Two school concerts, ten class-visits, and a family concert later, we wrapped up our kids series in Boston. 

It was hot in the basement of the Young Achievers School and stifling in the music room of the Haley School.  This latter classroom was nothing more than a bump-out in the school cafeteria, extra space that had been created by building a wall and sub-dividing the kitchen into two spaces.  The fans were loud and ineffective.

Nonetheless, percussionist Bill Manley, artistic director Deborah Boldin, and I presented our ideas to the third, fourth and fifth graders who came to these special music classes eagerly expecting something different than normal.  The ideas were mostly simple: that composers throughout history create pieces that evoke a sense of place, that a sense of place is special and that music has the power to transport us to distant lands and remind us of places we long to return to. 

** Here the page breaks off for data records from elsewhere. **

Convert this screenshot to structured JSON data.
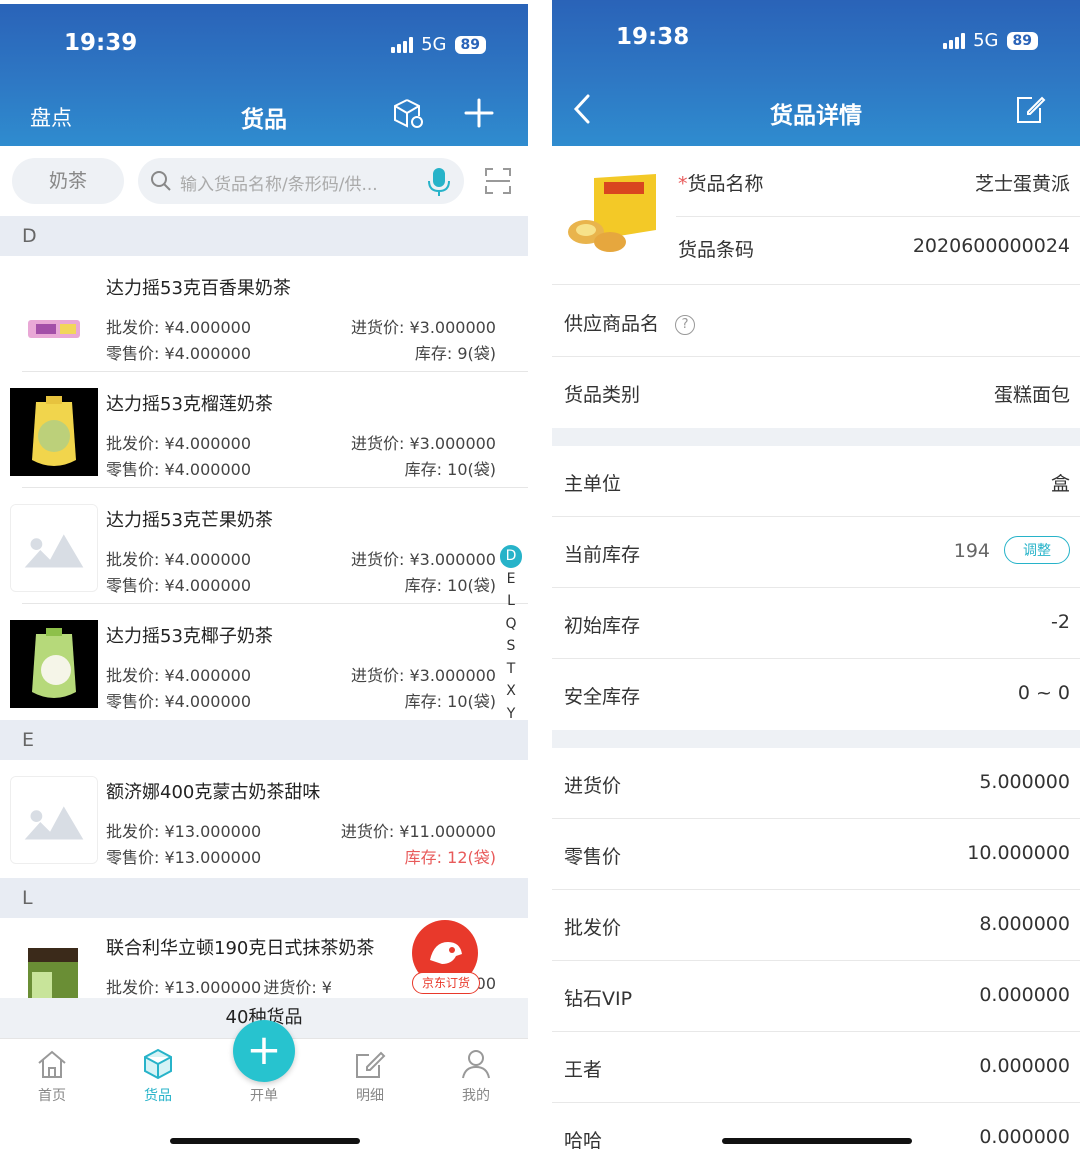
{
  "left": {
    "status": {
      "time": "19:39",
      "network": "5G",
      "battery": "89"
    },
    "nav": {
      "left": "盘点",
      "title": "货品"
    },
    "search": {
      "chip": "奶茶",
      "placeholder": "输入货品名称/条形码/供..."
    },
    "sections": [
      {
        "letter": "D",
        "items": [
          {
            "name": "达力摇53克百香果奶茶",
            "wholesale": "批发价: ¥4.000000",
            "retail": "零售价: ¥4.000000",
            "purchase": "进货价: ¥3.000000",
            "stock": "库存: 9(袋)"
          },
          {
            "name": "达力摇53克榴莲奶茶",
            "wholesale": "批发价: ¥4.000000",
            "retail": "零售价: ¥4.000000",
            "purchase": "进货价: ¥3.000000",
            "stock": "库存: 10(袋)"
          },
          {
            "name": "达力摇53克芒果奶茶",
            "wholesale": "批发价: ¥4.000000",
            "retail": "零售价: ¥4.000000",
            "purchase": "进货价: ¥3.000000",
            "stock": "库存: 10(袋)"
          },
          {
            "name": "达力摇53克椰子奶茶",
            "wholesale": "批发价: ¥4.000000",
            "retail": "零售价: ¥4.000000",
            "purchase": "进货价: ¥3.000000",
            "stock": "库存: 10(袋)"
          }
        ]
      },
      {
        "letter": "E",
        "items": [
          {
            "name": "额济娜400克蒙古奶茶甜味",
            "wholesale": "批发价: ¥13.000000",
            "retail": "零售价: ¥13.000000",
            "purchase": "进货价: ¥11.000000",
            "stock": "库存: 12(袋)"
          }
        ]
      },
      {
        "letter": "L",
        "items": [
          {
            "name": "联合利华立顿190克日式抹茶奶茶",
            "wholesale": "批发价: ¥13.000000",
            "purchase": "进货价: ¥",
            "purchase_tail": "00"
          }
        ]
      }
    ],
    "index": [
      "D",
      "E",
      "L",
      "Q",
      "S",
      "T",
      "X",
      "Y"
    ],
    "jd_label": "京东订货",
    "count": "40种货品",
    "tabs": [
      "首页",
      "货品",
      "开单",
      "明细",
      "我的"
    ],
    "accent": "#27b3c9"
  },
  "right": {
    "status": {
      "time": "19:38",
      "network": "5G",
      "battery": "89"
    },
    "nav": {
      "title": "货品详情"
    },
    "top": {
      "name_key": "货品名称",
      "name_required": "*",
      "name_value": "芝士蛋黄派",
      "barcode_key": "货品条码",
      "barcode_value": "2020600000024"
    },
    "rows1": [
      {
        "k": "供应商品名",
        "v": ""
      },
      {
        "k": "货品类别",
        "v": "蛋糕面包"
      }
    ],
    "rows2": [
      {
        "k": "主单位",
        "v": "盒"
      },
      {
        "k": "当前库存",
        "v": "194",
        "action": "调整"
      },
      {
        "k": "初始库存",
        "v": "-2"
      },
      {
        "k": "安全库存",
        "v": "0 ~ 0"
      }
    ],
    "rows3": [
      {
        "k": "进货价",
        "v": "5.000000"
      },
      {
        "k": "零售价",
        "v": "10.000000"
      },
      {
        "k": "批发价",
        "v": "8.000000"
      },
      {
        "k": "钻石VIP",
        "v": "0.000000"
      },
      {
        "k": "王者",
        "v": "0.000000"
      },
      {
        "k": "哈哈",
        "v": "0.000000"
      }
    ]
  }
}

The lesson activities centered around a piece I composed for the Chameleon Ensemble to play together with volunteers from the audience.  Together, we were going to create music of our shared place.

The kids learned to play music they would later perform with the professional musicians in concert.  My hope was to give the students a chance to experience music making not just from the outside as an audience member, yet not in the more customary way of preparing music over the course of many weeks for a culminating concert in school. 

Instead, I wanted to create a vehicle for the kids to sit in the music with professional musicians after a minimal amount of preparation.  So the piece required two layers: one was music scored normally for the pros.  The next layer was a set of simple tasks and repeating patterns that fit together with the pro part.  The piece opened with the students creating a rhythmic groove against which the musicians improvised.  The middle section involved a simple chord progression that the kids played on xylophones, over which the pros played bouncy, rhythmic melodies.  Yet another section had the percussionist directing the kids in playing cymbals and gongs ad lib while the pros played a lyrical theme. 

I was nervous about whether it would come together, about whether the musicians would find the music too simplistic in form, and especially whether the students would remember to listen while they played: would it completely fall apart?  Remarkably, in both school concerts, the kids did an amazing job. By the second one I felt confident enough to invite almost twenty kids on stage, and it was incredible.  It never ceases to amaze me what kids can do when you set a high bar, give them respect, and offer them unusual opportunities to try new things.

Of course, none of this would have happened without the persistent behind-the-scenes work of Deb, the brilliant musicianship of the seven Chameleons (Gary Gorczyca, Nancy Dimmock, Margaret Phillips, Rafael Popper-Keizer, Jesse Irons, Scott Woolweaver, and Bill Manley), and the support of music teachers Joy Roster and Kimani Lumsden.  As a former school music teacher myself, I know that this is one of the hardest jobs a musician could take on.  You are always in the limelight, yet rarely given the adequate scheduling or resources to do the kind of work you dream of.  Nonetheless, these two generously devoted several of their class sessions to our work with their students and supported us throughout the process.  For that I am very thankful.